Les Indiens sont fiers de la vague de générosité qui a déferlé sur les côtes du Tamil Nadu, dès le 26 décembre. Dans ce pays d'un milliard d'habitants, la solidarité nationale s'est déchaînée dans les heures qui ont suivi le tsunami, devançant de trois ou quatre jours celle du gouvernement. Néanmoins, par sa nature spontanée et diverse, elle s'est exercée dans un grand bazar parfois excessif, souvent paternaliste, éventuellement intéressé et empreint de prosélytisme : gourous hindouistes et partis politiques ont confondu solidarité et shows médiatiques ; églises chrétiennes et sectes n'ont pas livré que de la nourriture terrestre mais aussi des bibles ; les multinationales ont distribué des échantillons comme dans une foire commerciale ; des groupes improvisés de médecins étrangers ont détecté des maladies, donné quelques médicaments, puis sont partis...

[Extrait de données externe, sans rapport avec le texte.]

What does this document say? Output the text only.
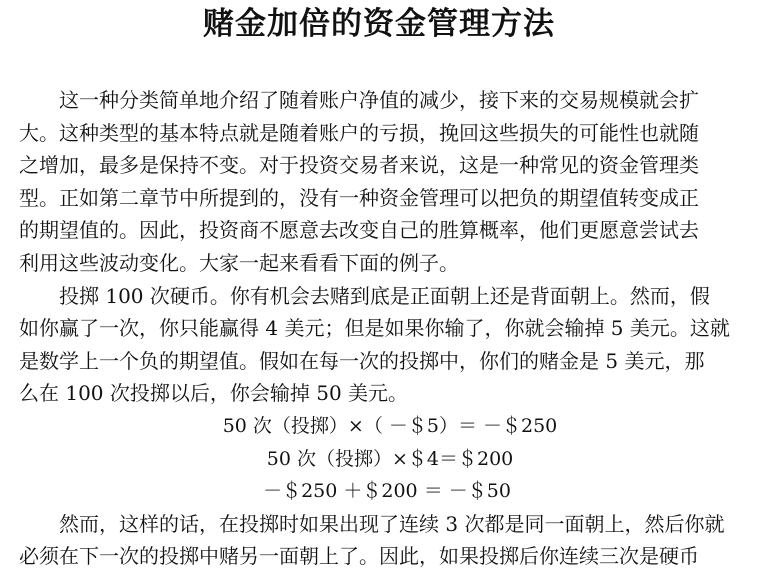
赌金加倍的资金管理方法

这一种分类简单地介绍了随着账户净值的减少，接下来的交易规模就会扩
大。这种类型的基本特点就是随着账户的亏损，挽回这些损失的可能性也就随
之增加，最多是保持不变。对于投资交易者来说，这是一种常见的资金管理类
型。正如第二章节中所提到的，没有一种资金管理可以把负的期望值转变成正
的期望值的。因此，投资商不愿意去改变自己的胜算概率，他们更愿意尝试去
利用这些波动变化。大家一起来看看下面的例子。

投掷 100 次硬币。你有机会去赌到底是正面朝上还是背面朝上。然而，假
如你赢了一次，你只能赢得 4 美元；但是如果你输了，你就会输掉 5 美元。这就
是数学上一个负的期望值。假如在每一次的投掷中，你们的赌金是 5 美元，那
么在 100 次投掷以后，你会输掉 50 美元。

50 次（投掷）×（ －＄5）＝ －＄250
50 次（投掷）×＄4＝＄200
－＄250 ＋＄200 ＝ －＄50

然而，这样的话，在投掷时如果出现了连续 3 次都是同一面朝上，然后你就
必须在下一次的投掷中赌另一面朝上了。因此，如果投掷后你连续三次是硬币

Nationale, dans un premier temps, l'aide d'urgence a rondement été financée par les ONG internationales. Contrairement à ce qui s'est dit, l'Inde n'a pas refusé en bloc tout soutien extérieur. Le Premier ministre a seulement rejeté l'aide d'urgence directe d'autres pays et, loin de rejeter la « solidarité globalisée », a suspendu jusqu'au 31 mars 2005 la loi contrôlant la réception de fonds étrangers par les ONG nationales.

Trop d'argent !

Sur le terrain, en effet, ce n'est pas l'indigence de l'aide qui prête à s'offusquer : « Il y a un excès d'approvisionnements, surtout à Nagappattinam où des familles ont stocké jusqu'à un an de réserves ! », observe Louis Stanislas, de l'association de défense des droits humains People's Watch. « Ces gens vont forcément revendre les surplus ! » Pour mieux répartir la distribution de cette aide abondante, cette association a participé à la création d'une coordination d'ONG, d'ampleur régionale, dès le 31 décembre : la TRRC, Tsunami relief and rehabilitation coordination. Mi-décembre, elle a opté pour la cessation des aides en nourriture aux populations affectées.

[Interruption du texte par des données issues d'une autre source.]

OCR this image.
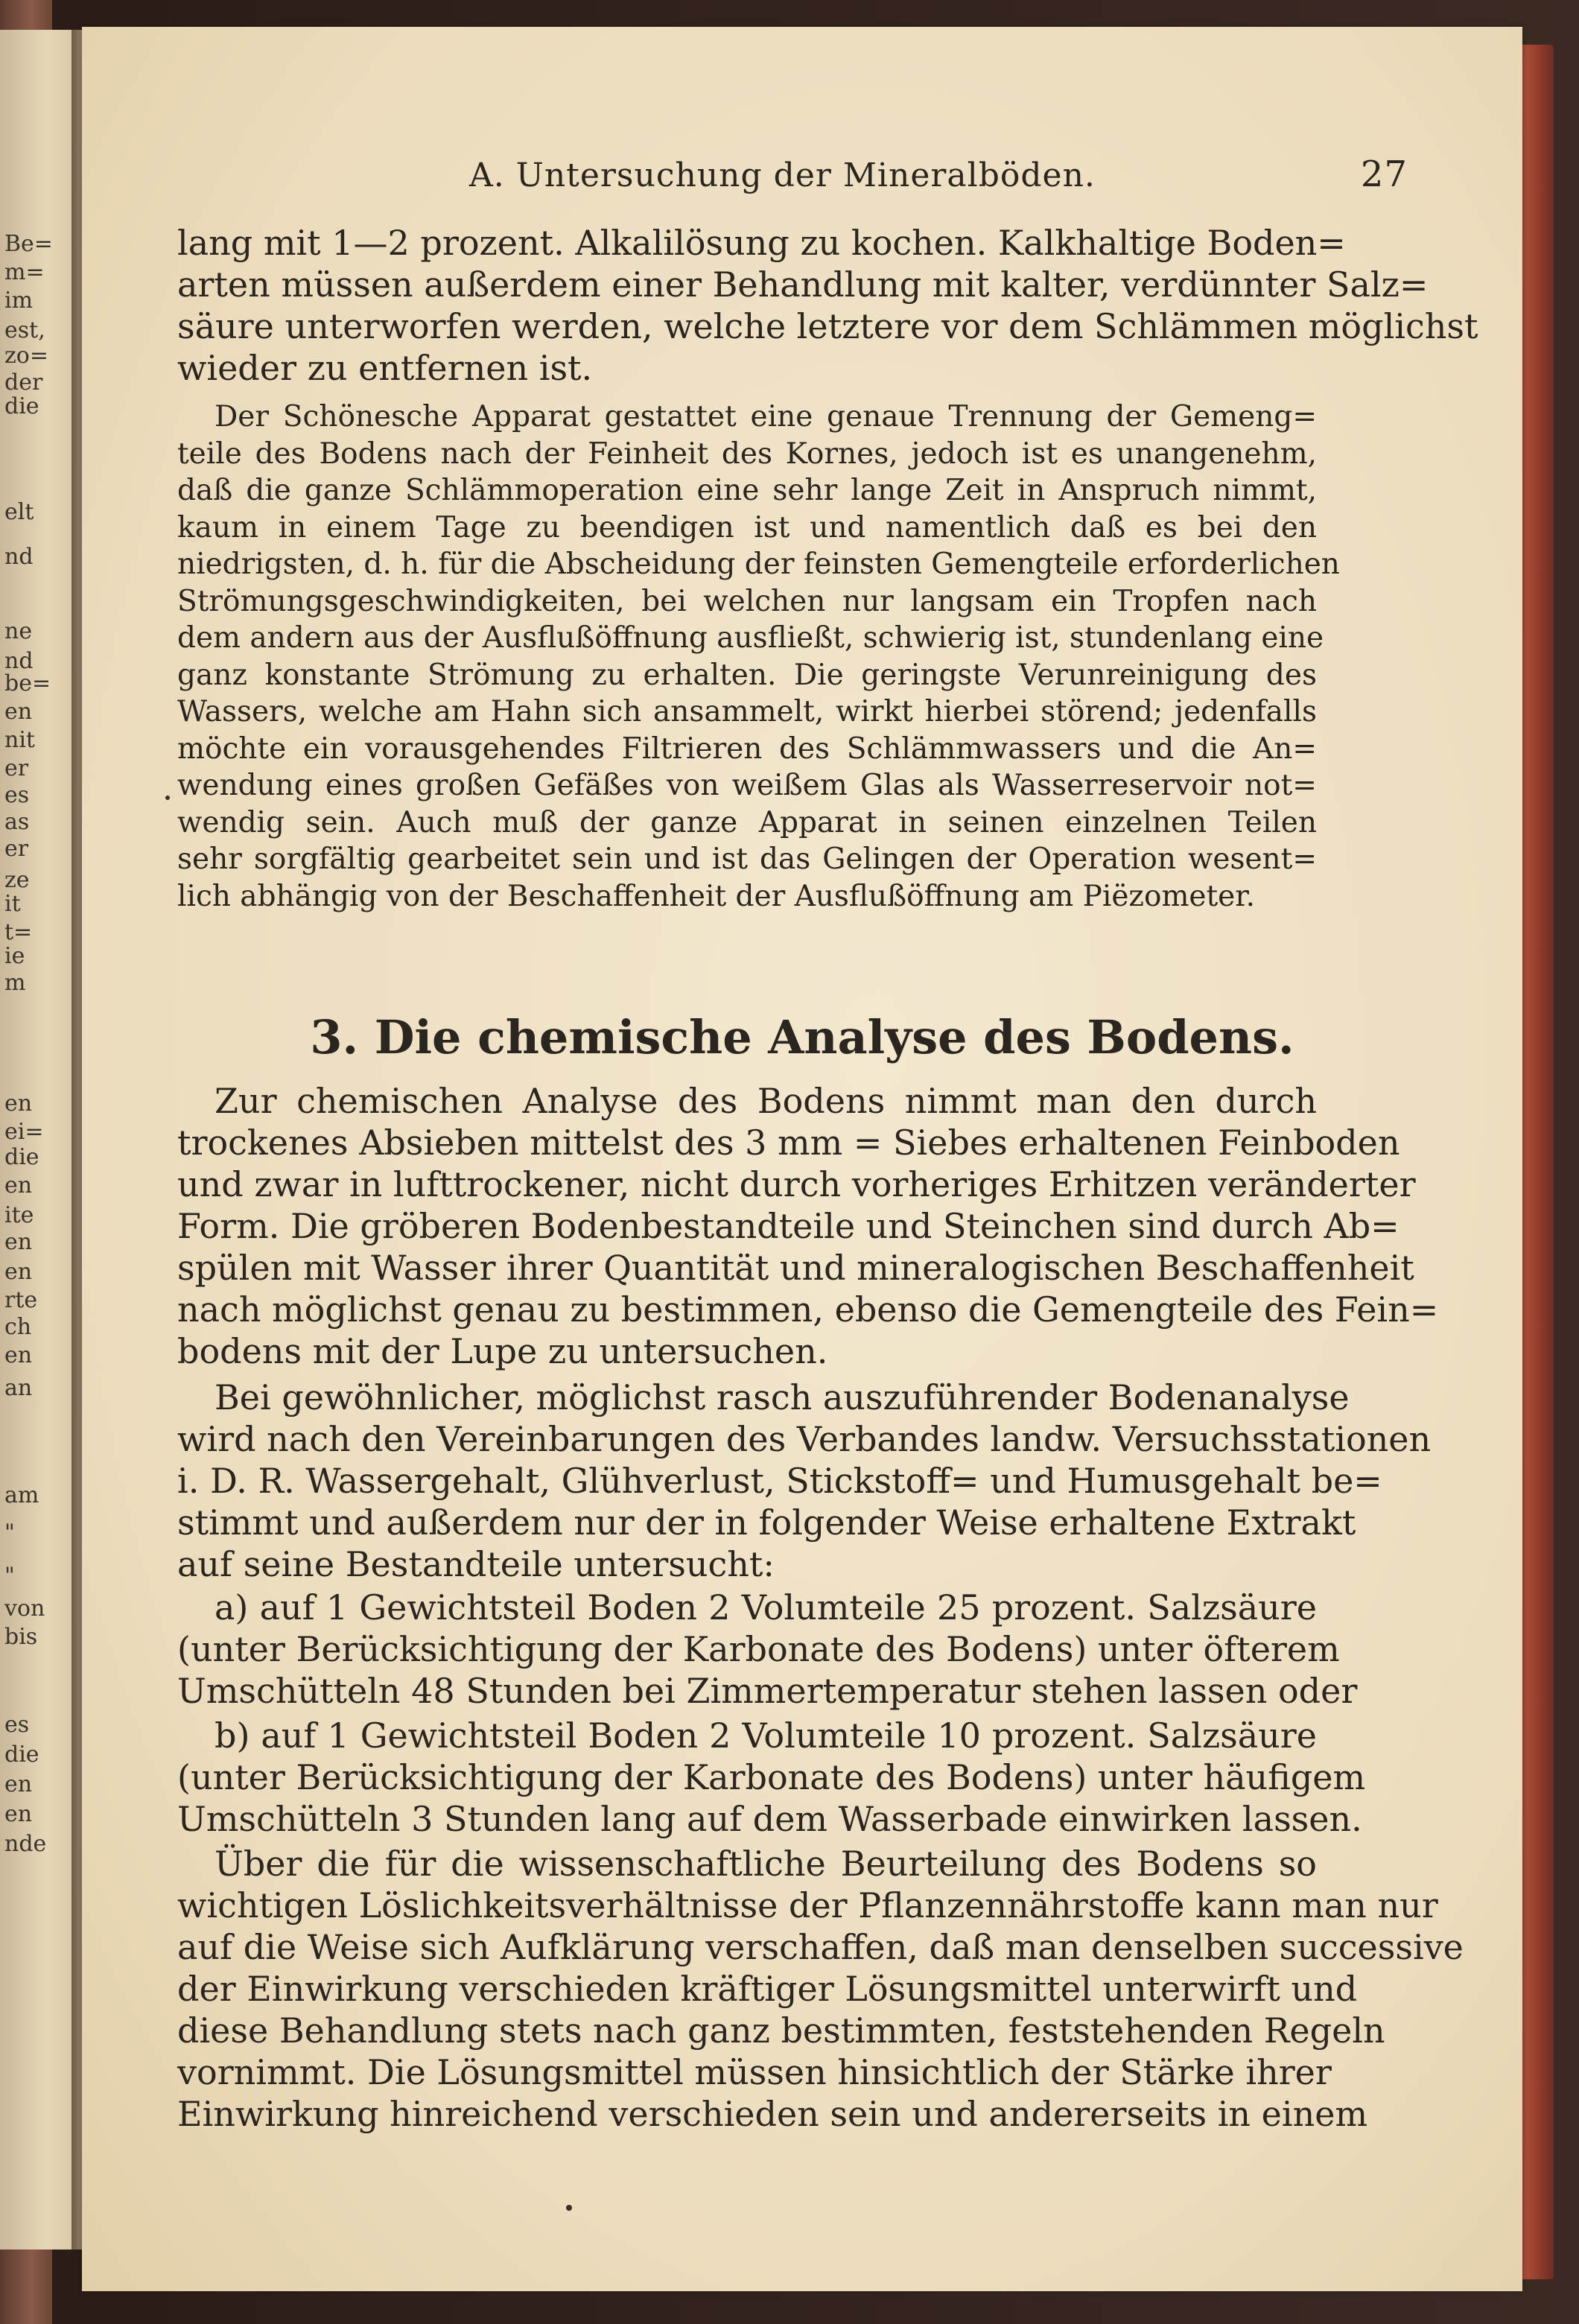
Be=
m=
im
est,
zo=
der
die
elt
nd
ne
nd
be=
en
nit
er
es
as
er
ze
it
t=
ie
m
en
ei=
die
en
ite
en
en
rte
ch
en
an
am
"
"
von
bis
es
die
en
en
nde
A. Untersuchung der Mineralböden.	27
lang mit 1—2 prozent. Alkalilösung zu kochen. Kalkhaltige Boden=
arten müssen außerdem einer Behandlung mit kalter, verdünnter Salz=
säure unterworfen werden, welche letztere vor dem Schlämmen möglichst
wieder zu entfernen ist.
Der Schönesche Apparat gestattet eine genaue Trennung der Gemeng=
teile des Bodens nach der Feinheit des Kornes, jedoch ist es unangenehm,
daß die ganze Schlämmoperation eine sehr lange Zeit in Anspruch nimmt,
kaum in einem Tage zu beendigen ist und namentlich daß es bei den
niedrigsten, d. h. für die Abscheidung der feinsten Gemengteile erforderlichen
Strömungsgeschwindigkeiten, bei welchen nur langsam ein Tropfen nach
dem andern aus der Ausflußöffnung ausfließt, schwierig ist, stundenlang eine
ganz konstante Strömung zu erhalten. Die geringste Verunreinigung des
Wassers, welche am Hahn sich ansammelt, wirkt hierbei störend; jedenfalls
möchte ein vorausgehendes Filtrieren des Schlämmwassers und die An=
wendung eines großen Gefäßes von weißem Glas als Wasserreservoir not=
wendig sein. Auch muß der ganze Apparat in seinen einzelnen Teilen
sehr sorgfältig gearbeitet sein und ist das Gelingen der Operation wesent=
lich abhängig von der Beschaffenheit der Ausflußöffnung am Piëzometer.
Zur chemischen Analyse des Bodens nimmt man den durch
trockenes Absieben mittelst des 3 mm = Siebes erhaltenen Feinboden
und zwar in lufttrockener, nicht durch vorheriges Erhitzen veränderter
Form. Die gröberen Bodenbestandteile und Steinchen sind durch Ab=
spülen mit Wasser ihrer Quantität und mineralogischen Beschaffenheit
nach möglichst genau zu bestimmen, ebenso die Gemengteile des Fein=
bodens mit der Lupe zu untersuchen.
Bei gewöhnlicher, möglichst rasch auszuführender Bodenanalyse
wird nach den Vereinbarungen des Verbandes landw. Versuchsstationen
i. D. R. Wassergehalt, Glühverlust, Stickstoff= und Humusgehalt be=
stimmt und außerdem nur der in folgender Weise erhaltene Extrakt
auf seine Bestandteile untersucht:
a) auf 1 Gewichtsteil Boden 2 Volumteile 25 prozent. Salzsäure
(unter Berücksichtigung der Karbonate des Bodens) unter öfterem
Umschütteln 48 Stunden bei Zimmertemperatur stehen lassen oder
b) auf 1 Gewichtsteil Boden 2 Volumteile 10 prozent. Salzsäure
(unter Berücksichtigung der Karbonate des Bodens) unter häufigem
Umschütteln 3 Stunden lang auf dem Wasserbade einwirken lassen.
Über die für die wissenschaftliche Beurteilung des Bodens so
wichtigen Löslichkeitsverhältnisse der Pflanzennährstoffe kann man nur
auf die Weise sich Aufklärung verschaffen, daß man denselben successive
der Einwirkung verschieden kräftiger Lösungsmittel unterwirft und
diese Behandlung stets nach ganz bestimmten, feststehenden Regeln
vornimmt. Die Lösungsmittel müssen hinsichtlich der Stärke ihrer
Einwirkung hinreichend verschieden sein und andererseits in einem
3. Die chemische Analyse des Bodens.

Parallèlement, le 1er janvier, la Fédération des coopératives de pêcheurs du Sud de l'Inde (SIFFS) lançait une autre coordination d'ONG à Nagappattinam, ce petit port ruiné transformé en plate-forme humanitaire incontournable. Grâce à cette initiative, 495 associations participant à la solidarité ont été répertoriées dans ce district. Mais répertorier n'est pas fédérer ! « Il y a trop d'argent, trop de gens et si peu de management ! », admet Vivekanandan, porte-parole de la SIFFS.

Effets désastreux

Les ONG internationales négocient avec le gouvernement, planificateur de la reconstruction, les espaces libres où s'insérer, plutôt que de se concerter avec les bénéficiaires et la société civile. « Il y a de grosses pressions des donateurs étrangers. Un exemple : une ONG suisse arrivée tardivement sur notre zone bataille pour se faire une place. Elle craint de ne pouvoir dépenser son argent ! Les listes de bateaux endommagés étaient à peine commencées, que ces donateurs étrangers voulaient remplacer la flotte ! », témoigne Vincent Jain, responsable des coopératives de pêche Sangams. Or, puisque le gouvernement a promis des bateaux neufs et que les ONG ont beaucoup d'argent, certains bateaux peu endommagés ne trouvent même plus de propriétaires ! Une précipitation irréfléchie à remplacer ces embarcations pourrait avoir des effets désastreux à long terme sur l'écosystème : les ressources halieutiques ne sont pas inépuisables. « Depuis des années, nous travaillons à la reconversion de pêcheurs ! », alerte M. Jain.

Corruption ?

Autre problème soulevé par cette manne soudaine : l'abondance des dons pourrait conforter les partis dominants au pouvoir, au détriment des formations alternatives, enrayant ainsi les rouages imparfaits de la démocratie. « Si les ONG proposent leur argent avant même que les gouvernements (national et régional) annoncent leurs facultés de dépenses, les économies réalisées passeront dans les campagnes électorales ! », met en garde le directeur de People's Watch. D'autant plus que les partis d'opposition sont restés assez silencieux, craignant, en critiquant leurs adversaires, de paraître bassement politicards, quand le monde se mobilise unanimement pour les victimes...

1- Source : rapport de l'Asia-Pacific Fishery, commission du 14 février 2005.